US stocks followed technology shares to push higher Friday after a week of uncertainty, shaking off record-high oil, a federal probe into the nation's largest mortgage lender and another batch of disappointing earnings reports.
Ending at highs for the week, with both the Dow and the S&P up more than 2% for the week; Nasdaq up nearly 3%. Techs up on Microsoft; energy stocks up on oil, Kerkorian's partial bid for Tesoro, and a belief that global growth will remain strong and not diminish demand for oil; and thrifts up on Countrywide.
Where can the traders be found this week? Deep in the heart of techs.
With positive comments from Microsoft and Countrywide today, it's time to step back and take a slightly broader view of the markets.
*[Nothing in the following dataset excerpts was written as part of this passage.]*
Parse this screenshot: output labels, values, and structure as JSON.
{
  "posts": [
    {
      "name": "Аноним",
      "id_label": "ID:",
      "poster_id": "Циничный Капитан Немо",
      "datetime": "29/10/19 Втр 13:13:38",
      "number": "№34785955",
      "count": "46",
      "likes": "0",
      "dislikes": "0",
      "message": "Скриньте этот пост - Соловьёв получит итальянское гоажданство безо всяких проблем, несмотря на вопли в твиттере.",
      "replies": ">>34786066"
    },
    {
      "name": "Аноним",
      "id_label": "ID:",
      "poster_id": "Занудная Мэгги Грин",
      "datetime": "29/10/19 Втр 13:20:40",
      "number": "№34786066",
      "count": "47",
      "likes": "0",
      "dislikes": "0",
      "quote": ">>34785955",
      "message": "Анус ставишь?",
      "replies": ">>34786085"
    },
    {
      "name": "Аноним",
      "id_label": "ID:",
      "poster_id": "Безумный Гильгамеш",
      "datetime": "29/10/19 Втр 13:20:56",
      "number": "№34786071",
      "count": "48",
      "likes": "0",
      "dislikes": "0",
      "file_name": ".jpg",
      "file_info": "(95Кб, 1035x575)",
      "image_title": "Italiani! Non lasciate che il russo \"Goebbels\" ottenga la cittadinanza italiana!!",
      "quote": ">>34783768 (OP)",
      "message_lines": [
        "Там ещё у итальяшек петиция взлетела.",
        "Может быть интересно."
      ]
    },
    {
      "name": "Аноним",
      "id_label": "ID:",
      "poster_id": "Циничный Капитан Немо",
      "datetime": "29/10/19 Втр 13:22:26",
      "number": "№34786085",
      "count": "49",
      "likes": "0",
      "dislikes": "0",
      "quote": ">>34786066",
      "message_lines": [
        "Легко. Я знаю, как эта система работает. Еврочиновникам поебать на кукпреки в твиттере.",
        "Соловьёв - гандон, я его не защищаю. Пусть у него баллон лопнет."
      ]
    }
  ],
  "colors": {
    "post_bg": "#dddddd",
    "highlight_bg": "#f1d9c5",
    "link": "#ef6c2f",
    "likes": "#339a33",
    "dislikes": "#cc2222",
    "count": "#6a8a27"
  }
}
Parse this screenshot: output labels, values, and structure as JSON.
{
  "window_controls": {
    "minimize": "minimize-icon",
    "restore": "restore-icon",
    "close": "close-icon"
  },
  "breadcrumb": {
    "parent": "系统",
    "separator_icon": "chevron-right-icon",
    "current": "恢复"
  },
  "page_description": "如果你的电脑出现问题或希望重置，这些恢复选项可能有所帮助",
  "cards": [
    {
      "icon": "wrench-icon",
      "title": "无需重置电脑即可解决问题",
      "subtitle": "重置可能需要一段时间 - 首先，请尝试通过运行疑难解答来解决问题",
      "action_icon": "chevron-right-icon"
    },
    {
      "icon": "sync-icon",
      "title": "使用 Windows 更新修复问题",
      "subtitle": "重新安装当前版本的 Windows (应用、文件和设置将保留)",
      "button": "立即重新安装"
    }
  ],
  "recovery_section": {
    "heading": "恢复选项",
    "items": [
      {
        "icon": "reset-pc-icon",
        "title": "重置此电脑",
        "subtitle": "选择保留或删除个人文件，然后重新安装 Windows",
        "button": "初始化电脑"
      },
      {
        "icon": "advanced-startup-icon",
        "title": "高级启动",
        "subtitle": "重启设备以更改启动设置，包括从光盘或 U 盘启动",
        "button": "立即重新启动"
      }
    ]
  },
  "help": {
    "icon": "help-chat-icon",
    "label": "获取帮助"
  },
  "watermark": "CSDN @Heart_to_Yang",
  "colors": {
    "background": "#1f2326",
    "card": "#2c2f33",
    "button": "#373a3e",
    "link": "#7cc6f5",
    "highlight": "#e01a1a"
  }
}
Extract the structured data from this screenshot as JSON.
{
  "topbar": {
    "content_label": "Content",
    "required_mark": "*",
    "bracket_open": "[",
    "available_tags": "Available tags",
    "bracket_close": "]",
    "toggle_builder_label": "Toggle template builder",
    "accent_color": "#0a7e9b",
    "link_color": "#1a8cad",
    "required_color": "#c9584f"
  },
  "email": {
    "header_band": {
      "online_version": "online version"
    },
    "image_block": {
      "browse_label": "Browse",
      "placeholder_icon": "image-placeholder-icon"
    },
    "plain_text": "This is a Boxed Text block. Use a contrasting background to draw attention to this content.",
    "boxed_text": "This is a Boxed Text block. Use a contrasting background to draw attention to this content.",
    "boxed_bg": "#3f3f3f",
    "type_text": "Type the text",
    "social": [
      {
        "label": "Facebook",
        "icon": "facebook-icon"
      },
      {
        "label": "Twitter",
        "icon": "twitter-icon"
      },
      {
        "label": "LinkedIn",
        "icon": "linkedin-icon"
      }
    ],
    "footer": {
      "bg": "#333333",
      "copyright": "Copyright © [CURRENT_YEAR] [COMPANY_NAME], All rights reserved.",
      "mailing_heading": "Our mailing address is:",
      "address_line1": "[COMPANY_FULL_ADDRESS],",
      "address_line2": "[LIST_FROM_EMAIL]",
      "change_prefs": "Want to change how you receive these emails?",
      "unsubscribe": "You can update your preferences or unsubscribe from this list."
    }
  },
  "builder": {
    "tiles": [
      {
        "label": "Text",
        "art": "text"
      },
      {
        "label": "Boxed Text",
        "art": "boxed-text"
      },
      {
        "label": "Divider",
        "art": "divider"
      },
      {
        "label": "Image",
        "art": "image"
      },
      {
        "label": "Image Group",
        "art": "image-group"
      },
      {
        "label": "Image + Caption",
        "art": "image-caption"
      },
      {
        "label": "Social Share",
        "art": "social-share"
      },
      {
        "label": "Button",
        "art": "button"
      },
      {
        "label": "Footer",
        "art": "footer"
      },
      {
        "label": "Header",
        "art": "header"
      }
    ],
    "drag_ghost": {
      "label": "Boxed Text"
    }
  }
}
The S&P is up 7% this year (and 3% from its historic high).
Microsoft shares soared to a six-year high Friday, after issuing a muscular first-quarter earnings report and raising its full-year earnings guidance the day before.
Two bellweathers in their respective industry have come out with surprisingly bullish commentary, and both have moved the markets. Microsoft's commentary have propelled the perpetual tech laggard to five year highs; to move a $300 billion market cap stock by 12% pre-open is a very rare occurrence.
Microsoft posted a rise in quarterly profit, boosted by healthy demand for personal computers loaded with its Windows operating system and strong sales of its "Halo 3" video game.